There is nothing yet to automatically check if the JSON object you received from the server has the expected (read is conform to the) typescript's interface properties. But you can use User-Defined Type Guards

Considering the following interface and a silly json object (it could have been any type):

interface MyInterface {
    key: string;
 }

const json: object = { "key": "value" }

Three possible ways:

A. Type Assertion or simple static cast placed after the variable

const myObject: MyInterface = json as MyInterface;

B. Simple static cast, before the variable and between diamonds

const myObject: MyInterface = <MyInterface>json;

C. Advanced dynamic cast, you check yourself the structure of the object

function isMyInterface(json: any): json is MyInterface {
    // silly condition to consider json as conform for MyInterface
    return typeof json.key === "string";
}

if (isMyInterface(json)) {
    console.log(json.key)
}
else {
        throw new Error(`Expected MyInterface, got '${json}'.`);
}

You can play with this example here

Note that the difficulty here is to write the isMyInterface function. I hope TS will add a decorator sooner or later to export complex typing to the runtime and let the runtime check the object's structure when needed. For now, you could either use a json schema validator which purpose is approximately the same OR this runtime type check function generator

In TypeScript you can do a type assertion using an interface and generics like so:

var json = Utilities.JSONLoader.loadFromFile("../docs/location_map.json");
var locations: Array<ILocationMap> = JSON.parse(json).location;

Where ILocationMap describes the shape of your data. The advantage of this method is that your JSON could contain more properties but the shape satisfies the conditions of the interface.

I hope that helps!

TLDR: One liner

// This assumes your constructor method will assign properties from the arg.
.map((instanceData: MyClass) => new MyClass(instanceData));

The Detailed Answer

I would not recommend the Object.assign approach, as it can inappropriately litter your class instance with irrelevant properties (as well as defined closures) that were not declared within the class itself.

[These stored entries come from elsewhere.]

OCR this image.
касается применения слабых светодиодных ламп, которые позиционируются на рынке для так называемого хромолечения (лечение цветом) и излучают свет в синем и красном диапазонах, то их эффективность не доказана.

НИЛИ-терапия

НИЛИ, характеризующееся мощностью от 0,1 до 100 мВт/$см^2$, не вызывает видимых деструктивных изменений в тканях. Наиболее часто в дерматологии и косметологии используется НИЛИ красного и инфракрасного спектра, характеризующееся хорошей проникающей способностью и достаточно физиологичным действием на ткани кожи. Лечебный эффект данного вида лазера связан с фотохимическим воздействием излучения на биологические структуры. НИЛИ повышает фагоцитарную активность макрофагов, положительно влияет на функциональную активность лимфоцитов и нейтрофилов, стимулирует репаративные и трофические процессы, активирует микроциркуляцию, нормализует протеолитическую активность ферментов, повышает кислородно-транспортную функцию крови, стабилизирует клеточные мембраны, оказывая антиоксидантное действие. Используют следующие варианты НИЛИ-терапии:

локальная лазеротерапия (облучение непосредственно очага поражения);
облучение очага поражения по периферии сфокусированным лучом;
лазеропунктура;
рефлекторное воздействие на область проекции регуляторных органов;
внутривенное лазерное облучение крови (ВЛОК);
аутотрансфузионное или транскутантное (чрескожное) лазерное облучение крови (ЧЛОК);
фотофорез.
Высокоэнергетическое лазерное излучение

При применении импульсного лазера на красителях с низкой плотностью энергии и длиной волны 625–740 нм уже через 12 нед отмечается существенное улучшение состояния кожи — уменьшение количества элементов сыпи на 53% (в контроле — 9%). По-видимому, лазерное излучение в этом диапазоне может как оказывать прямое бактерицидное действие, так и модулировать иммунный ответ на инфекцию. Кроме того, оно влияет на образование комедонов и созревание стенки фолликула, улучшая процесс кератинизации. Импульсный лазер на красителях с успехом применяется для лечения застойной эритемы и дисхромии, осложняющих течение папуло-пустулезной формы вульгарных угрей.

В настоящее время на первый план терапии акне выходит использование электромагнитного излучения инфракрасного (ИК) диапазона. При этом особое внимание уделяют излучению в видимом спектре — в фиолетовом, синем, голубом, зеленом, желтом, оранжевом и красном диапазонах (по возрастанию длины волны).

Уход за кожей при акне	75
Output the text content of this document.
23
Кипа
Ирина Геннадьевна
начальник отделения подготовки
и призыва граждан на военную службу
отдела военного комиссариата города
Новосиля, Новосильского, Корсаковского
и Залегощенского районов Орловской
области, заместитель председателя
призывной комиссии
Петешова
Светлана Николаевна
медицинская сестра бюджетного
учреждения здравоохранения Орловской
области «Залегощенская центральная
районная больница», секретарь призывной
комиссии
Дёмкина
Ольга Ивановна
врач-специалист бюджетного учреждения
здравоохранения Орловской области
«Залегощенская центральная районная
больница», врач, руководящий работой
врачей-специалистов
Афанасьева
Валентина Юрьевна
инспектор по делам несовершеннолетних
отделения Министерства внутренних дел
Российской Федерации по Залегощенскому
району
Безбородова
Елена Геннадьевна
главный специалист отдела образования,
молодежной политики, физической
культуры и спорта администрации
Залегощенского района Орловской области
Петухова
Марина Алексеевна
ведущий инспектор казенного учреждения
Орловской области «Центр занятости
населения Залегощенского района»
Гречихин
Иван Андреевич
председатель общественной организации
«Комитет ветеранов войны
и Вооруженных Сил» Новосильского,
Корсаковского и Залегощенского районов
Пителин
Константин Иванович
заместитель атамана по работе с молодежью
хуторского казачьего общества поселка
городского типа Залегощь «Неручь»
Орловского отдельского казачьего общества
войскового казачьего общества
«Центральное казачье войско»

In the class you are trying to deserialize into, I would ensure any properties you want deserialized are defined (null, empty array, etc). By defining your properties with initial values you expose their visibility when trying to iterate class members to assign values to (see deserialize method below).

export class Person {
  public name: string = null;
  public favoriteSites: string[] = [];

  private age: number = null;
  private id: number = null;
  private active: boolean;

  constructor(instanceData?: Person) {
    if (instanceData) {
      this.deserialize(instanceData);
    }
  }

  private deserialize(instanceData: Person) {
    // Note this.active will not be listed in keys since it's declared, but not defined
    const keys = Object.keys(this);

    for (const key of keys) {
      if (instanceData.hasOwnProperty(key)) {
        this[key] = instanceData[key];
      }
    }
  }
}

In the example above, I simply created a deserialize method. In a real world example, I would have it centralized in a reusable base class or service method.

Here is how to utilize this in something like an http resp...

this.http.get(ENDPOINT_URL)
  .map(res => res.json())
  .map((resp: Person) => new Person(resp) ) );

If tslint/ide complains about argument type being incompatible, just cast the argument into the same type using angular brackets <YourClassName>, example:

const person = new Person(<Person> { name: 'John', age: 35, id: 1 });

If you have class members that are of a specific type (aka: instance of another class), then you can have them casted into typed instances through getter/setter methods.

export class Person {
  private _acct: UserAcct = null;
  private _tasks: Task[] = [];

  // ctor & deserialize methods...

  public get acct(): UserAcct {
    return this.acct;
  }
  public set acct(acctData: UserAcct) {
    this._acct = new UserAcct(acctData);
  }

  public get tasks(): Task[] {
    return this._tasks;
  }

  public set tasks(taskData: Task[]) {
    this._tasks = taskData.map(task => new Task(task));
  }
}

The above example will deserialize both acct and the list of tasks into their respective class instances.

If you are using ES6, try this:

class Client{
  name: string

  displayName(){
    console.log(this.name)
  }
}

service.getClientFromAPI().then(clientData => {

  // Here the client data from API only have the "name" field
  // If we want to use the Client class methods on this data object we need to:
  let clientWithType = Object.assign(new Client(), clientData)

  clientWithType.displayName()
})

But this way will not work on the nest object, sadly.